Sometimes this country has a way of grouping together events that can challenge you or break you in some way or piss you off. These last few days have certainly been that.

Day before yesterday, early in the morning en route to the Port-au-Prince airport and then on to Pierre Payen to pick up some members of the BSF team, I saw my first murder victim. He was a man, maybe in his thirties, hard to tell, dead on the side of the highway. At first I thought he was a victim of a hit and run, but when I asked Edzner, our driver, he pointed out that the man's hands were bound behind his back. He looked roughed up, deep cuts likely from a machete all across his body. His skull was opened. Someone had tossed a tire on him. He was just there, on the side of the road, very much dead, very much not seeming to cause concern for anyone. We didn't stop. Some things you don't get involved in. Edzner told me he'd seen it many times before. "Haiti is a violent country. People kill each other here."

Yesterday spared me reminders of death, but brought plenty of frustration. Out in the field in the afternoon with the field team, we had a difficult time getting back to the base. First we were slowed by a traffic jam caused by a UN team from Korea trying to pull a torched UN dumptruck out of a riverbed. Seeing things burned by angry mobs isn't something new for me, but the stupidity of destroying one of only a few large, heavy-duty dumptrucks now in Leogane helping to clear rubble so people can rebuild got to me. Have a problem with the UN, or specifically, with MINUSTAH? I can understand that, to a point, but in torching a dumptruck, the community was only slowing down recovery efforts. It seemed short-sighted and ignorant. After finally getting past the wreck, waving hello to the Koreans, who looked worn down, we got stopped again. This time, some fool driver decided, that, since he had a flat tire, he would change it in the middle of the narrow street. The tiniest bit of planning would have made it possible for the road to be open for cars to get by, but no, everyone was blocked. I was frustrated enough that I let him have it in Kreyol. "Genius aren't you? You couldn't think to move your car five feet in that direction? Now nobody can get by, and you're taking your sweet time changing that tire. You're really not that smart are you?" As I wrote about in a previous entry my patience for stupidity is at an all-time low, even if I understand that this country doesn't teach people to think the way First World countries do for their citizens. Still, this wasn't a byproduct of a shitty educational system, this was someone just deciding to do things the easiest way at the expense of everyone else. You see that a lot in Haiti. People can have the tendency to do what will help them, so be it if others get screwed or inconvenienced. After my yelling at him, the guy just stood there with a stupid grin on his face, looking at me. Nothing. We turned the truck around, and took the long way back.

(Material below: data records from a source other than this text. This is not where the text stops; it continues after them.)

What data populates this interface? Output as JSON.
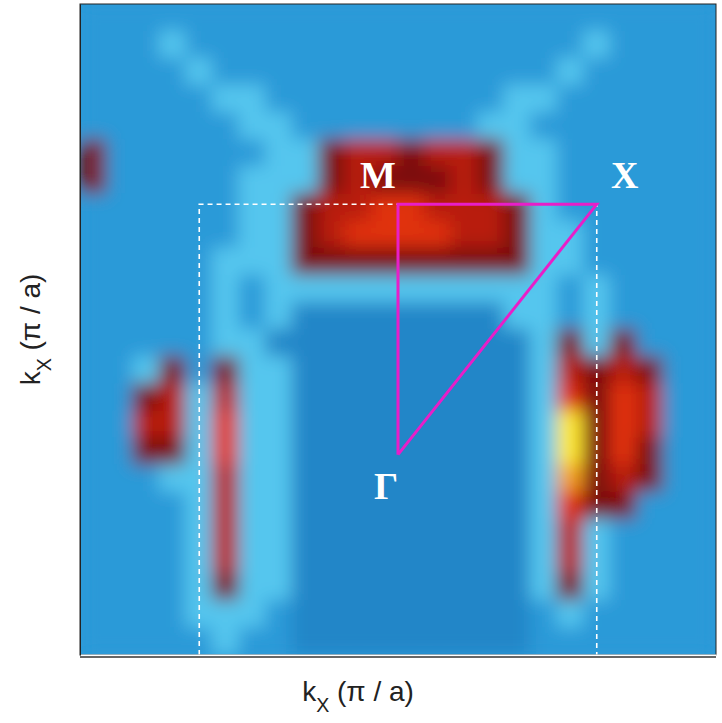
{
  "chart_data": {
    "type": "heatmap",
    "x_label": "kX (π / a)",
    "y_label": "kX (π / a)",
    "tick_labels": false,
    "xlim": [
      -1.6,
      1.6
    ],
    "ylim": [
      -0.8,
      1.8
    ],
    "zlim": [
      0,
      9
    ],
    "x": [
      -1.533,
      -1.4,
      -1.267,
      -1.133,
      -1.0,
      -0.867,
      -0.733,
      -0.6,
      -0.467,
      -0.333,
      -0.2,
      -0.067,
      0.067,
      0.2,
      0.333,
      0.467,
      0.6,
      0.733,
      0.867,
      1.0,
      1.133,
      1.267,
      1.4,
      1.533
    ],
    "y": [
      1.746,
      1.637,
      1.529,
      1.421,
      1.312,
      1.204,
      1.096,
      0.987,
      0.879,
      0.771,
      0.662,
      0.554,
      0.446,
      0.337,
      0.229,
      0.121,
      0.013,
      -0.096,
      -0.204,
      -0.312,
      -0.421,
      -0.529,
      -0.637,
      -0.746
    ],
    "z": [
      [
        2,
        2,
        2,
        2,
        2,
        2,
        2,
        2,
        2,
        2,
        2,
        2,
        2,
        2,
        2,
        2,
        2,
        2,
        2,
        2,
        2,
        2,
        2,
        2
      ],
      [
        2,
        2,
        2,
        3,
        2,
        2,
        2,
        2,
        2,
        2,
        2,
        2,
        2,
        2,
        2,
        2,
        2,
        2,
        2,
        3,
        2,
        2,
        2,
        2
      ],
      [
        2,
        2,
        2,
        2,
        3,
        2,
        2,
        2,
        2,
        2,
        2,
        2,
        2,
        2,
        2,
        2,
        2,
        2,
        3,
        2,
        2,
        2,
        2,
        2
      ],
      [
        2,
        2,
        2,
        2,
        2,
        3,
        3,
        2,
        2,
        2,
        2,
        2,
        2,
        2,
        2,
        2,
        3,
        3,
        2,
        2,
        2,
        2,
        2,
        2
      ],
      [
        2,
        2,
        2,
        2,
        2,
        2,
        3,
        3,
        2,
        2,
        2,
        2,
        2,
        2,
        2,
        3,
        3,
        2,
        2,
        2,
        2,
        2,
        2,
        2
      ],
      [
        5,
        2,
        2,
        2,
        2,
        2,
        2,
        3,
        3,
        5,
        6,
        6,
        5,
        6,
        6,
        5,
        3,
        3,
        2,
        2,
        2,
        2,
        2,
        2
      ],
      [
        5,
        2,
        2,
        2,
        2,
        2,
        3,
        3,
        3,
        5,
        6,
        5,
        5,
        5,
        6,
        5,
        3,
        3,
        2,
        2,
        2,
        2,
        2,
        2
      ],
      [
        2,
        2,
        2,
        2,
        2,
        2,
        3,
        3,
        5,
        6,
        6,
        7,
        7,
        6,
        6,
        6,
        5,
        3,
        2,
        2,
        2,
        2,
        2,
        2
      ],
      [
        2,
        2,
        2,
        2,
        2,
        2,
        3,
        3,
        5,
        6,
        7,
        7,
        7,
        7,
        6,
        6,
        5,
        3,
        3,
        2,
        2,
        2,
        2,
        2
      ],
      [
        2,
        2,
        2,
        2,
        2,
        3,
        3,
        3,
        5,
        5,
        5,
        5,
        5,
        5,
        5,
        5,
        5,
        3,
        3,
        2,
        2,
        2,
        2,
        2
      ],
      [
        2,
        2,
        2,
        2,
        2,
        3,
        2,
        3,
        3,
        3,
        3,
        3,
        3,
        3,
        3,
        3,
        3,
        3,
        2,
        3,
        2,
        2,
        2,
        2
      ],
      [
        2,
        2,
        2,
        2,
        2,
        3,
        2,
        3,
        1,
        1,
        1,
        1,
        1,
        1,
        1,
        1,
        3,
        3,
        2,
        3,
        2,
        2,
        2,
        2
      ],
      [
        2,
        2,
        2,
        2,
        2,
        3,
        3,
        1,
        1,
        1,
        1,
        1,
        1,
        1,
        1,
        1,
        1,
        3,
        5,
        3,
        5,
        2,
        2,
        2
      ],
      [
        2,
        2,
        3,
        5,
        2,
        5,
        3,
        3,
        1,
        1,
        1,
        1,
        1,
        1,
        1,
        1,
        1,
        3,
        6,
        5,
        6,
        5,
        2,
        2
      ],
      [
        2,
        2,
        5,
        6,
        3,
        6,
        3,
        3,
        1,
        1,
        1,
        1,
        1,
        1,
        1,
        1,
        1,
        3,
        7,
        5,
        7,
        6,
        2,
        2
      ],
      [
        2,
        2,
        6,
        6,
        3,
        7,
        3,
        3,
        1,
        1,
        1,
        1,
        1,
        1,
        1,
        1,
        1,
        3,
        9,
        5,
        7,
        6,
        2,
        2
      ],
      [
        2,
        2,
        5,
        5,
        3,
        7,
        3,
        3,
        1,
        1,
        1,
        1,
        1,
        1,
        1,
        1,
        1,
        3,
        9,
        5,
        7,
        5,
        2,
        2
      ],
      [
        2,
        2,
        2,
        3,
        3,
        6,
        3,
        3,
        1,
        1,
        1,
        1,
        1,
        1,
        1,
        1,
        1,
        3,
        8,
        5,
        6,
        5,
        2,
        2
      ],
      [
        2,
        2,
        2,
        2,
        3,
        6,
        3,
        3,
        1,
        1,
        1,
        1,
        1,
        1,
        1,
        1,
        1,
        3,
        7,
        5,
        5,
        2,
        2,
        2
      ],
      [
        2,
        2,
        2,
        2,
        3,
        6,
        3,
        3,
        1,
        1,
        1,
        1,
        1,
        1,
        1,
        1,
        1,
        3,
        6,
        3,
        2,
        2,
        2,
        2
      ],
      [
        2,
        2,
        2,
        2,
        3,
        6,
        3,
        3,
        1,
        1,
        1,
        1,
        1,
        1,
        1,
        1,
        1,
        3,
        6,
        3,
        2,
        2,
        2,
        2
      ],
      [
        2,
        2,
        2,
        2,
        3,
        5,
        3,
        3,
        1,
        1,
        1,
        1,
        1,
        1,
        1,
        1,
        1,
        3,
        5,
        3,
        2,
        2,
        2,
        2
      ],
      [
        2,
        2,
        2,
        2,
        3,
        3,
        3,
        2,
        1,
        1,
        1,
        1,
        1,
        1,
        1,
        1,
        1,
        2,
        3,
        2,
        2,
        2,
        2,
        2
      ],
      [
        2,
        2,
        2,
        2,
        2,
        3,
        2,
        2,
        1,
        1,
        1,
        1,
        1,
        1,
        1,
        1,
        1,
        2,
        2,
        2,
        2,
        2,
        2,
        2
      ]
    ],
    "points": [
      {
        "label": "Γ",
        "x": 0,
        "y": 0
      },
      {
        "label": "M",
        "x": 0,
        "y": 1
      },
      {
        "label": "X",
        "x": 1,
        "y": 1
      }
    ],
    "zone": {
      "x": [
        -1,
        1
      ],
      "y": [
        -0.8,
        1
      ]
    }
  }
}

Thirty minutes ago, sitting here in the office, I got news of a terrible accident near School 19, the newest school All Hands is building. In front of 31 of our volunteers, a school bus and a dumptruck somehow collided on the freeway, plowing into numerous motorcycles full of people waiting at the intersection. A lot of them died or were knocked unconscious. A telephone pole was knocked down, bringing live power lines down with it, electrocuting the people caught in the mayhem. I can't image what that must have looked like, but the base is quiet now, with a lot of shell shocked people who witnessed and tried to help now trying to process it. It reminds me of when Chris died. It reminds me of how I felt the day after the little girl died. One of our BSF production team members had a cousin die in the accident. Caritas Czech, our current partner for BSF, lost their cook. Thankfully, we didn't lose any of our volunteers or staff, but it still has a chilling effect. I've waited, on the back of a moto, at that exact intersection many times before. Timing, as it tends to, has so much to do with how a life unfolds.

I don't share this to be grim, even though I know I can be fascinated by the macabre. I think, like I have before, that for me, when something truly sad or bad happens, it is important that it is remembered, particularly when innocents are lost because of it. These last few days feel as if they are deserving of being remembered.